From the website: "Archaic language can lend a historical feel and the authority assumed to go with that. For the food/medicine quote, several variants circulate; some prefer ‘your’ rather than ‘thy’, going for immediacy and relevance. In ‘food should be our medicine and our medicine should be our food’ an egalitarian ‘we’ work together rather than experts telling patients what to do, alongside the more threatening ‘Eat your food like your medicines or else you will eat your medicines like food’. Sometimes a variant is presented as Ayurvedic, or just as ‘an old saying’, but most commonly its authority comes from Hippocrates.
There’s much enthusiasm for the food/medicine quote among those who practise and use complementary or alternative medicine, but also in mainstream medicine; in a 2004 editorial in the British Medical Journal, Richard Smith quoted Mark Lucock’s review of the role of folic acid which ended with ‘Hippocrates’ famous … philosophy’ of ‘Let food be thy medicine and medicine be thy food’. Smith ended his own piece with the statement that ‘Hippocrates would be pleased’ at the increasing interest in the science of food.
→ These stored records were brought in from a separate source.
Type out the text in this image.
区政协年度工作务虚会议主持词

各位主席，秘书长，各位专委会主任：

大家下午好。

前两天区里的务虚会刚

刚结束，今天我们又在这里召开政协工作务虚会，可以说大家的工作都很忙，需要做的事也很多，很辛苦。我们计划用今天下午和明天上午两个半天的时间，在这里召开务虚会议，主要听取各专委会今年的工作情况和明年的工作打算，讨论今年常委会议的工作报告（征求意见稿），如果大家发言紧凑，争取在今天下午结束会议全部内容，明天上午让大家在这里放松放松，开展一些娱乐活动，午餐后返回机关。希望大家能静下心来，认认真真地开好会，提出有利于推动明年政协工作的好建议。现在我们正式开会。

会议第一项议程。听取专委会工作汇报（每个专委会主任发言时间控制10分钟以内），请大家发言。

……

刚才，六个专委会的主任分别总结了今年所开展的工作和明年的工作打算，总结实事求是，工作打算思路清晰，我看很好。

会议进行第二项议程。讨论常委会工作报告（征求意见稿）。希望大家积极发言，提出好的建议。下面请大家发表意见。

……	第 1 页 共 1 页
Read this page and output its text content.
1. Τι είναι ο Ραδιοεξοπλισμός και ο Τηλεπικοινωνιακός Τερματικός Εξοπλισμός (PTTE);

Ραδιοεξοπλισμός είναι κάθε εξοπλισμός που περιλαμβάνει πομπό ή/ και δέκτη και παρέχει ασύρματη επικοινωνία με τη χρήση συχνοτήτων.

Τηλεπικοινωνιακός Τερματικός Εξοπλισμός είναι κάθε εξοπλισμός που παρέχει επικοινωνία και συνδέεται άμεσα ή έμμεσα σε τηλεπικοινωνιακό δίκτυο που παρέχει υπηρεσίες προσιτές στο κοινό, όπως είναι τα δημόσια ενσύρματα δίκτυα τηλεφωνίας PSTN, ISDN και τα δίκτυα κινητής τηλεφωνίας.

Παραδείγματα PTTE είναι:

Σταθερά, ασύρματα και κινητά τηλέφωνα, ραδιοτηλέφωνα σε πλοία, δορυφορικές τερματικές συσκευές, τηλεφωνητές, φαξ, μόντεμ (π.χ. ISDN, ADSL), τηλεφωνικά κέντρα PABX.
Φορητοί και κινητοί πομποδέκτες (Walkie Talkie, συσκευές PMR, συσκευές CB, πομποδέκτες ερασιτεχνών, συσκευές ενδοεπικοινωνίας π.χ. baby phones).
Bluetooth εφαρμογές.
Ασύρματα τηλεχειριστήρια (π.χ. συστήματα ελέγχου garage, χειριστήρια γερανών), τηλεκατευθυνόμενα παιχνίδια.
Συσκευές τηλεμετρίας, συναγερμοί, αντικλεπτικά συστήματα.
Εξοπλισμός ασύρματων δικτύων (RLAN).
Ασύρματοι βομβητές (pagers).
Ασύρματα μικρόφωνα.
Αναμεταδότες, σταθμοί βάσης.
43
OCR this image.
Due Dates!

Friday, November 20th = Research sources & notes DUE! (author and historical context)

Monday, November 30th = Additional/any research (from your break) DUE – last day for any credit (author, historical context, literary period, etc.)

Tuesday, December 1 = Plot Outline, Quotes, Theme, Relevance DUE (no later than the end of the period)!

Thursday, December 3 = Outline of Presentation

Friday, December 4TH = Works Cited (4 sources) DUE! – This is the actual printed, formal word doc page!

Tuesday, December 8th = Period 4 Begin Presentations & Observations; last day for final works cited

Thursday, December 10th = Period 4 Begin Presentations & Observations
People now often think they know just what Hippocrates would have thought or said.
What happens when they are told otherwise? In 2013, Diana Cardenas demolished the claim that ‘Let food be thy medicine’ is in the Hippocratic corpus. The full text of her article, available through ResearchGate, has had over 12,000 reads, some users of the quote are now aware of her work; however, it doesn’t make much difference. ‘Dr Goodfood’ argues that authenticity doesn’t really matter because ‘it’s obvious from Hippocrates writings, that diet and lifestyle regime were at the center of his thoughts’."